Mediabahri.com | Pasaman Barat – Kasus dugaan penganiayaan dan pengerusakan yang mengarah pada percobaan pembunuhan terhadap Ahmad Hosen kini memasuki babak krusial, yakni penetapan tersangka. Satuan Tugas Front Rakyat Indonesia Cinta (Satgas FRIC) mendesak aparat penegak hukum agar bertindak tegas dan transparan dalam menangani perkara tersebut.

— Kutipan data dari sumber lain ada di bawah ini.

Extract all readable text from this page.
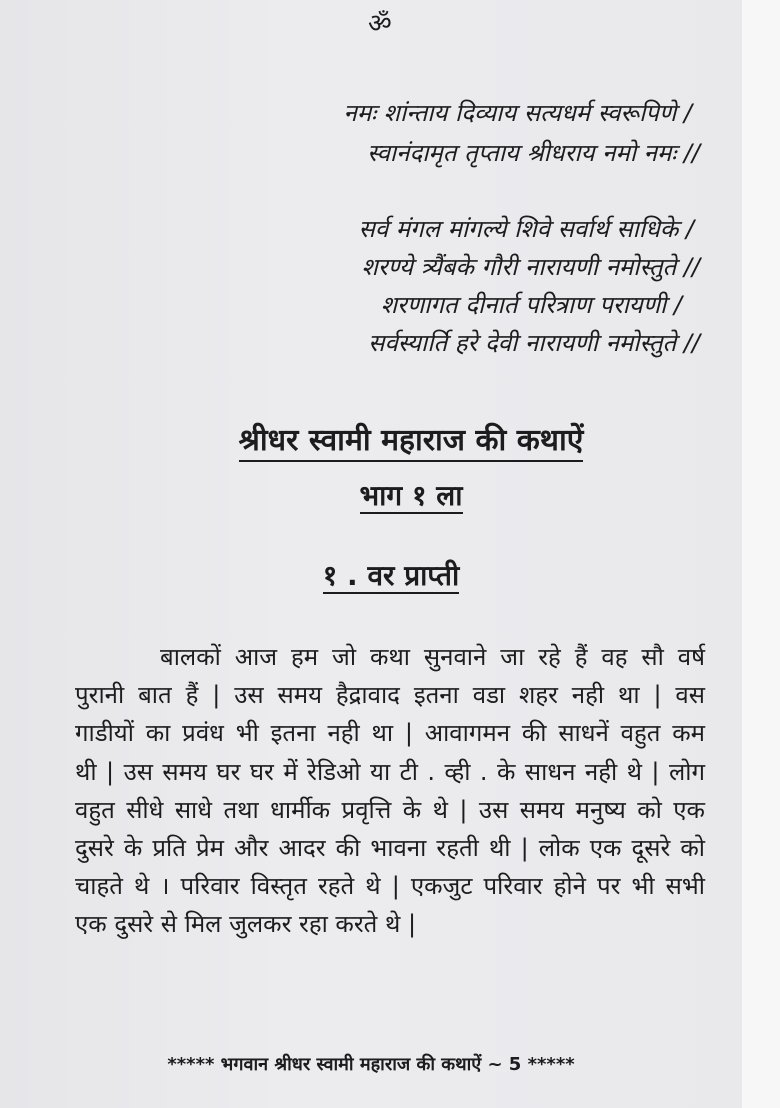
ॐ
नमः शांन्ताय दिव्याय सत्यधर्म स्वरूपिणे /
स्वानंदामृत तृप्ताय श्रीधराय नमो नमः //
सर्व मंगल मांगल्ये शिवे सर्वार्थ साधिके /
शरण्ये त्र्यैंबके गौरी नारायणी नमोस्तुते //
शरणागत दीनार्त परित्राण परायणी /
सर्वस्यार्ति हरे देवी नारायणी नमोस्तुते //
श्रीधर स्वामी महाराज की कथाऐं
भाग १ ला
१ . वर प्राप्ती
बालकों आज हम जो कथा सुनवाने जा रहे हैं वह सौ वर्ष
पुरानी बात हैं | उस समय हैद्रावाद इतना वडा शहर नही था | वस
गाडीयों का प्रवंध भी इतना नही था | आवागमन की साधनें वहुत कम
थी | उस समय घर घर में रेडिओ या टी . व्ही . के साधन नही थे | लोग
वहुत सीधे साधे तथा धार्मीक प्रवृत्ति के थे | उस समय मनुष्य को एक
दुसरे के प्रति प्रेम और आदर की भावना रहती थी | लोक एक दूसरे को
चाहते थे । परिवार विस्तृत रहते थे | एकजुट परिवार होने पर भी सभी
एक दुसरे से मिल जुलकर रहा करते थे |
***** भगवान श्रीधर स्वामी महाराज की कथाऐं ~ 5 *****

Ketua Satgas FRIC, Fahmi, secara tegas meminta kepada jajaran Kepolisian Republik Indonesia, khususnya Kapolda Sumatera Barat, Dirkrimum Polda Sumbar, hingga Kapolres Pasaman Barat, untuk segera menetapkan Marwan Hakim sebagai tersangka dalam kasus tersebut.
“Saya sudah meminta Kapolda Sumbar dan Dirkrimum Polda Sumbar c.q Kapolres Pasaman Barat untuk tegas dalam penetapan tersangka kepada Marwan Hakim,” ujar Fahmi dalam keterangannya.
Menurutnya, langkah tegas tersebut penting demi menjaga marwah institusi kepolisian serta memastikan penegakan hukum berjalan tanpa pandang bulu. Ia menegaskan bahwa hukum tidak boleh membedakan antara masyarakat biasa maupun pihak yang memiliki kekuasaan.
“Demi menjaga marwah Polri dan penegakan hukum tanpa pandang bulu, sudah seharusnya Marwan Hakim ditetapkan sebagai tersangka dan ditahan oleh kepolisian Pasaman Barat. Hal ini akan membuktikan bahwa Polri dalam penegakan hukum tidak pandang bulu,” tegasnya.
Fahmi juga menekankan prinsip kesetaraan di mata hukum. “Tidak ada istilah si miskin dan si kaya, tidak ada diskriminasi antara pemangku kekuasaan dengan rakyat. Di mata hukum, semuanya sama,” tambahnya.
Sementara itu, hingga berita ini diterbitkan, pihak media telah berupaya melakukan konfirmasi kepada Kapolres Pasaman Barat, Kapolda Sumatera Barat, serta Dirkrimum Polda Sumbar. Namun, belum ada klarifikasi resmi yang diberikan terkait perkembangan kasus tersebut.